Décision thérapeutique

En considérant la description clinique de ce site et les impératifs théoriques énoncés précédemment pour la construction d'un bridge tout céramique IPS Empress 2®, nous constatons que la hauteur de la face mésiale de la première molaire est légèrement inférieure à celle qui est préconisée pour la zone de jonction d'un bridge. Or, la situation occlusale étant particulièrement favorable, il est tout à fait possible de donner à la zone de jonction du bridge une hauteur légèrement supérieure à celle de cette face mésiale et d'obtenir ainsi une section dont la surface soit acceptable. Par conséquent, s'il suffit de satisfaire à cette dernière condition pour que tous les paramètres favorables à la construction d'un bridge tout céramique IPS Empress2® soient réunis, il est permis de retenir définitivement cette solution prothétique et de la proposer à la jeune patiente. Les qualités biomécaniques reconnues de ce système confirment ce choix. Par ailleurs, dans le cadre d'une bonne collaboration, avant toute décision thérapeutique définitive, la concertation avec le prothésiste est indispensable, son expérience professionnelle et son analyse pragmatique étant souvent les clés du succès.

Traitement

Les étapes du traitement pour la mise en place par collage d'un bridge tout céramique ne sont pas fondamentalement différentes de celles qui conviennent pour la confection d'un bridge céramo-métallique scellé sur dents pulpées.

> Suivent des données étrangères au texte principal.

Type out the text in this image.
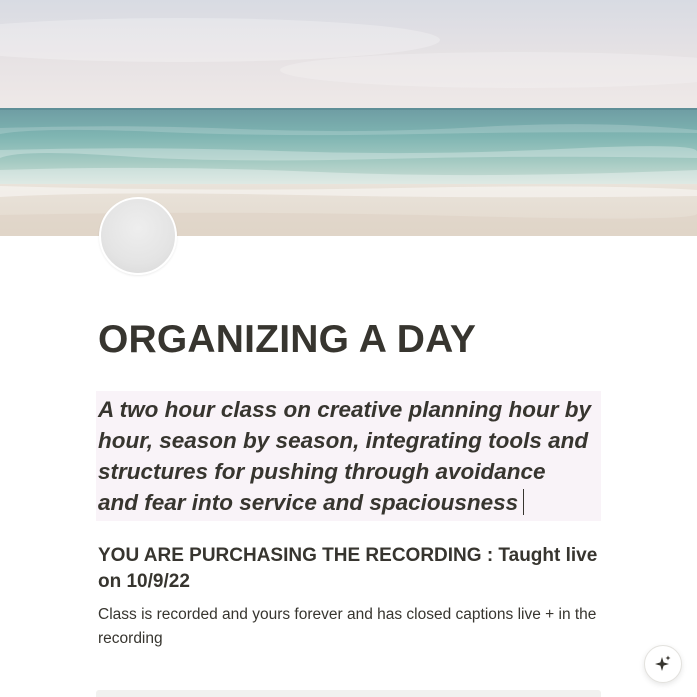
ORGANIZING A DAY
A two hour class on creative planning hour by
hour, season by season, integrating tools and
structures for pushing through avoidance
and fear into service and spaciousness
YOU ARE PURCHASING THE RECORDING : Taught live on 10/9/22

Class is recorded and yours forever and has closed captions live + in the recording
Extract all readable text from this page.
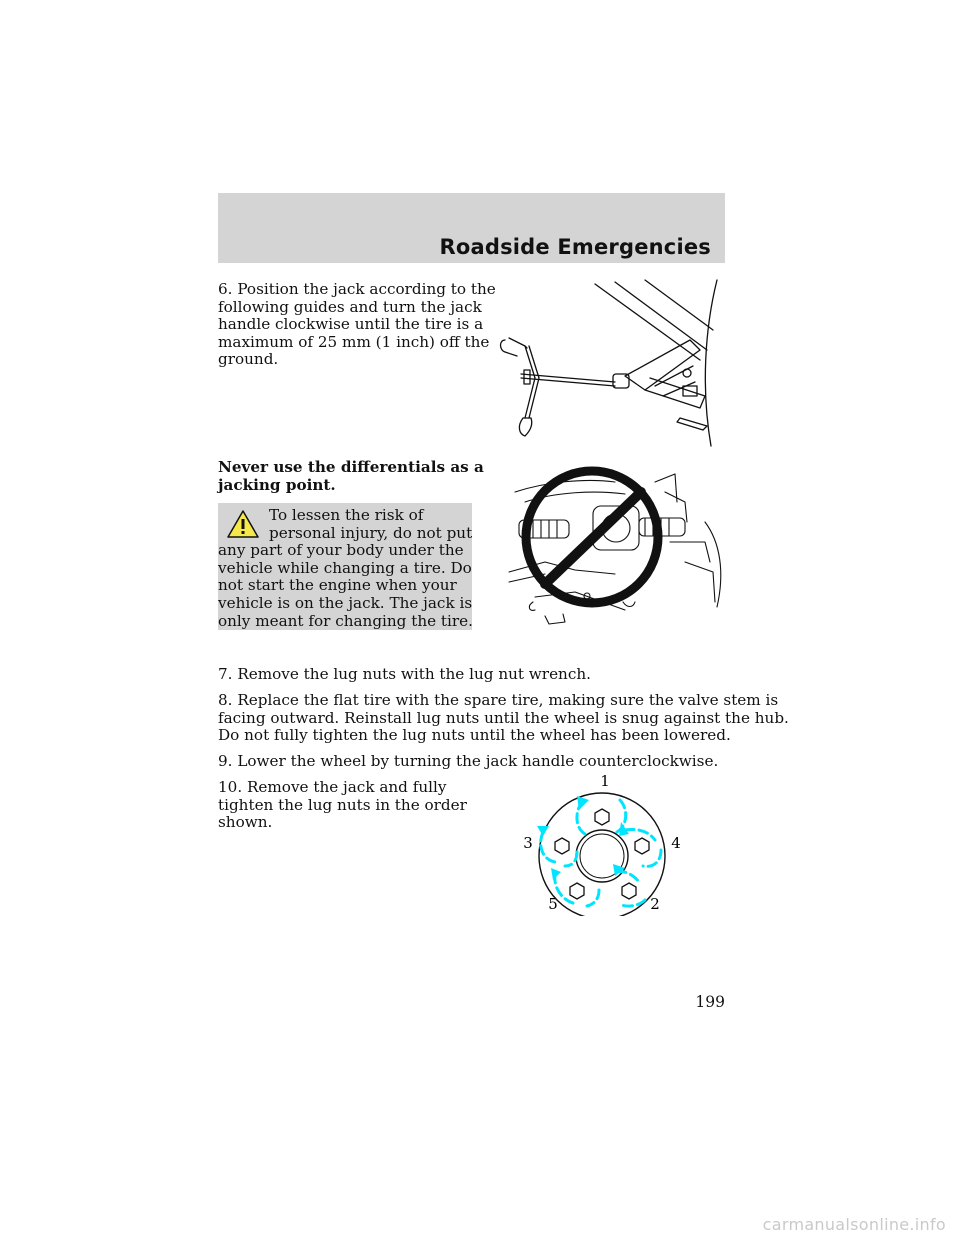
Roadside Emergencies

6. Position the jack according to the
following guides and turn the jack
handle clockwise until the tire is a
maximum of 25 mm (1 inch) off the
ground.

Never use the differentials as a
jacking point.

To lessen the risk of
personal injury, do not put
any part of your body under the
vehicle while changing a tire. Do
not start the engine when your
vehicle is on the jack. The jack is
only meant for changing the tire.

7. Remove the lug nuts with the lug nut wrench.

8. Replace the flat tire with the spare tire, making sure the valve stem is
facing outward. Reinstall lug nuts until the wheel is snug against the hub.
Do not fully tighten the lug nuts until the wheel has been lowered.

9. Lower the wheel by turning the jack handle counterclockwise.

10. Remove the jack and fully
tighten the lug nuts in the order
shown.

1
3	4
5	2
199
carmanualsonline.info
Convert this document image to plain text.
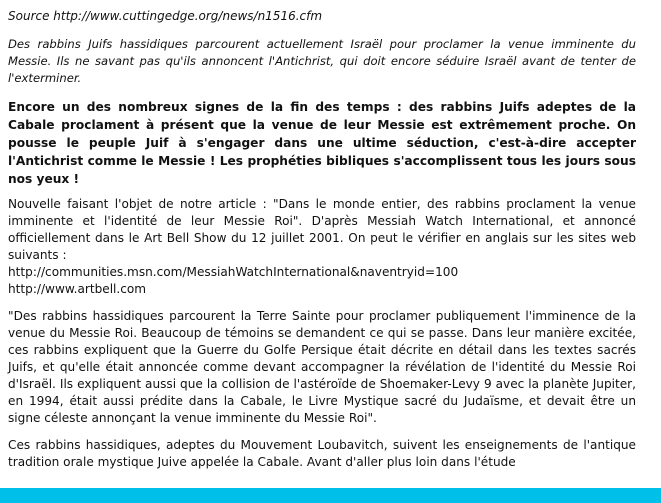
Source http://www.cuttingedge.org/news/n1516.cfm

Des rabbins Juifs hassidiques parcourent actuellement Israël pour proclamer la venue imminente du Messie. Ils ne savant pas qu'ils annoncent l'Antichrist, qui doit encore séduire Israël avant de tenter de l'exterminer.

Encore un des nombreux signes de la fin des temps : des rabbins Juifs adeptes de la Cabale proclament à présent que la venue de leur Messie est extrêmement proche. On pousse le peuple Juif à s'engager dans une ultime séduction, c'est-à-dire accepter l'Antichrist comme le Messie ! Les prophéties bibliques s'accomplissent tous les jours sous nos yeux !

Nouvelle faisant l'objet de notre article : "Dans le monde entier, des rabbins proclament la venue imminente et l'identité de leur Messie Roi". D'après Messiah Watch International, et annoncé officiellement dans le Art Bell Show du 12 juillet 2001. On peut le vérifier en anglais sur les sites web suivants :
http://communities.msn.com/MessiahWatchInternational&naventryid=100
http://www.artbell.com

"Des rabbins hassidiques parcourent la Terre Sainte pour proclamer publiquement l'imminence de la venue du Messie Roi. Beaucoup de témoins se demandent ce qui se passe. Dans leur manière excitée, ces rabbins expliquent que la Guerre du Golfe Persique était décrite en détail dans les textes sacrés Juifs, et qu'elle était annoncée comme devant accompagner la révélation de l'identité du Messie Roi d'Israël. Ils expliquent aussi que la collision de l'astéroïde de Shoemaker-Levy 9 avec la planète Jupiter, en 1994, était aussi prédite dans la Cabale, le Livre Mystique sacré du Judaïsme, et devait être un signe céleste annonçant la venue imminente du Messie Roi".

Ces rabbins hassidiques, adeptes du Mouvement Loubavitch, suivent les enseignements de l'antique tradition orale mystique Juive appelée la Cabale. Avant d'aller plus loin dans l'étude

Et comme pour toute restauration esthétique sans alliage, il est nécessaire de mettre en application les critères qui viennent d'être énoncés en les adaptant à la spécificité du cas.

Préparation (fig. 5 et 6)

• Canine

La préparation de la canine (fig. 7) destinée à une couronne tout céramique doit tenir compte de deux impératifs : la conservation de la vitalité pulpaire et la situation de la limite cervicale compatible avec le collage de la céramique.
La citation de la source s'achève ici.